Um 16 Uhr steigen wir in Saint-Jean-Pied-de-Port aus dem Zug, und schon sind die Tocktocks (tock! tock! machen die Wanderstäbe) zum ersten Mal auf dem Jakobsweg (oder Camino) unterwegs. Mit uns sind ein Dutzend weiterer Pilger ausgestiegen.
vergrößern Harald vor dem Refugio Rue de la Citadelle 27 Wir erreichen die Rue de la Citadelle 27, wo nach unserem Handbuch das Refugio sein soll. Die Leiterin kommt uns entgegen. (Harald ist dran, die Verständigung zu gewährleisten: er ist für Englisch und Französisch "zuständig", ich für Spanisch und Niederländisch.) Kein Platz mehr! (Na ja, darauf waren wir nach einigen Pilgerberichten gefasst.) Privatquartier? Sie schaut in der Nachbarschaft rum, telefoniert einmal. Wir erhalten eine Adresse. Stempel? Nachher, in der Zentrale, schräg gegenüber. Kurz darauf haben wir mit etwas Mühe die Adresse der Unterkunft gefunden. 200 fr für ein sehr einfaches Zimmer sind nicht wenig, aber bezahlbar. Dann zurück und zum Pilgerzentrum. Wir legen unsere Aussendungsurkunde vor und erhalten sofort die Pilgerausweise (und den ersten Stempel).

Auf dem Bild links hält Harald stolz den Pilgerausweis in der Hand. Hinter ihm an der Wand das Wort "Pilgerherberge" in allen möglichen Sprachen, rechts neben seinem Kopf auch auf Esperanto.


Leider hat Heidi, mit der ich mich übers Internet so halb verabredet hatte, keine Nachricht hinterlassen. Sie wollte den Pyrenäenübergang nicht allein machen, und ich hatte ihr angeboten, sich für diese Etappe uns anzuschließen. Na, dann nicht! Stadtbesichtigung; gleichzeitig (so haben wir es immer gemacht) suchen wir schon die Fortsetzung des Jakobsweges, damit wir am anderen Morgen, wenn es vielleicht noch halb dunkel ist, keine Schwierigkeiten haben.

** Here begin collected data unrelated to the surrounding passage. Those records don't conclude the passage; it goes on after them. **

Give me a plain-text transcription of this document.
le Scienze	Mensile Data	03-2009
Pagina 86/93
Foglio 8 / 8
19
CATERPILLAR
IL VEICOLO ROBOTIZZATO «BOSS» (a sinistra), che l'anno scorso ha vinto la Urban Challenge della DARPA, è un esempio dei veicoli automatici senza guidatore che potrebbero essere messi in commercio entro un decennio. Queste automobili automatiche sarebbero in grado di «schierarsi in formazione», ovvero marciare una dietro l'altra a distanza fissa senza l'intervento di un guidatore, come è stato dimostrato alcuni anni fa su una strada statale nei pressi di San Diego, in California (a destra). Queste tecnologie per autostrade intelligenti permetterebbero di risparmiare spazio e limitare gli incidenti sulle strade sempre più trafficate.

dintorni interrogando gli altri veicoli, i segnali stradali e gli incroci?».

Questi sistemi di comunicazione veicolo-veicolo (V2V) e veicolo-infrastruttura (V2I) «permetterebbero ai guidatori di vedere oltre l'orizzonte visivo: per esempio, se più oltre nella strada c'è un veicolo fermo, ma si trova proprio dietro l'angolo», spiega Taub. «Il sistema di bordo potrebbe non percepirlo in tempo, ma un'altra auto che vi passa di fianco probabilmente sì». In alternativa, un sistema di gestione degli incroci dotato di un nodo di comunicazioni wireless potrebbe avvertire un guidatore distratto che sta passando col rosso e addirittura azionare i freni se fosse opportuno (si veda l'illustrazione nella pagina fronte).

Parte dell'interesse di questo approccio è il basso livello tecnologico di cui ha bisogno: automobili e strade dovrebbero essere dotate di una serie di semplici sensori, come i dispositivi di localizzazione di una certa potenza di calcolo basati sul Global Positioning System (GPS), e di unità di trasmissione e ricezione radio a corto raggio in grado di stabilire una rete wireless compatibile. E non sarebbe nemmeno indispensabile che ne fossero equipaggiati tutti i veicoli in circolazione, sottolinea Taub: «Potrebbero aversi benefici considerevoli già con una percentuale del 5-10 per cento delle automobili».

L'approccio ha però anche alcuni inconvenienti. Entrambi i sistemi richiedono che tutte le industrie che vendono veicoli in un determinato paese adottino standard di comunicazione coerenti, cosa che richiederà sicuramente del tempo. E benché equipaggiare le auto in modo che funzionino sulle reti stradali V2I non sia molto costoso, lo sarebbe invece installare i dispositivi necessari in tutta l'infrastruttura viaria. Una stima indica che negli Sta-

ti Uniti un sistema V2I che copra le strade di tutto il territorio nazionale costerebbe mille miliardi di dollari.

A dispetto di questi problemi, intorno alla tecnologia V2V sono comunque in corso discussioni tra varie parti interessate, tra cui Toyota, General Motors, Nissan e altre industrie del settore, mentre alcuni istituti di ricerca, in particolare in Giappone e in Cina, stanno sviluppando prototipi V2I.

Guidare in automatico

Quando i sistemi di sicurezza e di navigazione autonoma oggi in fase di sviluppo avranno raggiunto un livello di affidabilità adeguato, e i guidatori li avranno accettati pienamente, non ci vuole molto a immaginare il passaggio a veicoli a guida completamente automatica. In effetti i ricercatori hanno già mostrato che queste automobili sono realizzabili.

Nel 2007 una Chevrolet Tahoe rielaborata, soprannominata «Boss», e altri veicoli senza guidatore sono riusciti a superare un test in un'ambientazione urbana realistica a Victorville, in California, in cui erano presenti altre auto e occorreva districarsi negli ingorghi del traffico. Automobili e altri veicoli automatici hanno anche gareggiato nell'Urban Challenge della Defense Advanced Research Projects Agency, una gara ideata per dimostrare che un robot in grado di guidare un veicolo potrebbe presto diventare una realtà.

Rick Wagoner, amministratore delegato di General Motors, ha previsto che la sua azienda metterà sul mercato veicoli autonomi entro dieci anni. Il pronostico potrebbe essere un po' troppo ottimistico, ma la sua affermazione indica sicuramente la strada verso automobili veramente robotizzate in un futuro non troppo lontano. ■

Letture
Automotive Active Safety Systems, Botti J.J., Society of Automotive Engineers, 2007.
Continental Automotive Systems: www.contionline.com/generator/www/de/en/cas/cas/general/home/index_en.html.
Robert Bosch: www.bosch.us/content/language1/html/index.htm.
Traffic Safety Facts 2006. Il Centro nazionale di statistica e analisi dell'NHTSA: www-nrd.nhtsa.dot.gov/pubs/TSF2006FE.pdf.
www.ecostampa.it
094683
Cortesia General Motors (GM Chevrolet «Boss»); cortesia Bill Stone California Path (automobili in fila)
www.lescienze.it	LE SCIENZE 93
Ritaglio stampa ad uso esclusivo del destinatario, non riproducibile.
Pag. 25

An der Stadtmauer entlang führt mich mein Gedächtnis in Richtung Campingplatz, wo wir 1998 untergekommen waren. Oh Nostalgie! Kaum kommt er in Sicht, fällt mein Blick auf ein Schild: Zur Römerbrücke! Die hatten wir sogar 1998 nicht gesehen. Wegbeschreibung: Zum Campingplatz und vor diesem ca. 300 m um eine Mauer (Tennisplatz) herum nach rechts; dann erreicht man den Fluss und hat bald die Brücke links vor sich. Man kann geradeaus weitergehen. Links sieht man die Pyrenäen, und man kommt an die Kreuzung, wo man andernstags beim Aufbruch loslaufen wird (Schilder). Rechts durch die Stadtmauer geht's dann in die Innenstadt zurück. -
Einkauf und ein letztes Bier (sehr teuer) vor dem Schlafengehen. Nachts muss ich einmal auf die Etagentoilette. Beim Tasten im dunklen Korridor, wo ich den Lichtschalter nicht finde, merke ich, dass wir doch eine Taschenlampe hätten mitnehmen sollen.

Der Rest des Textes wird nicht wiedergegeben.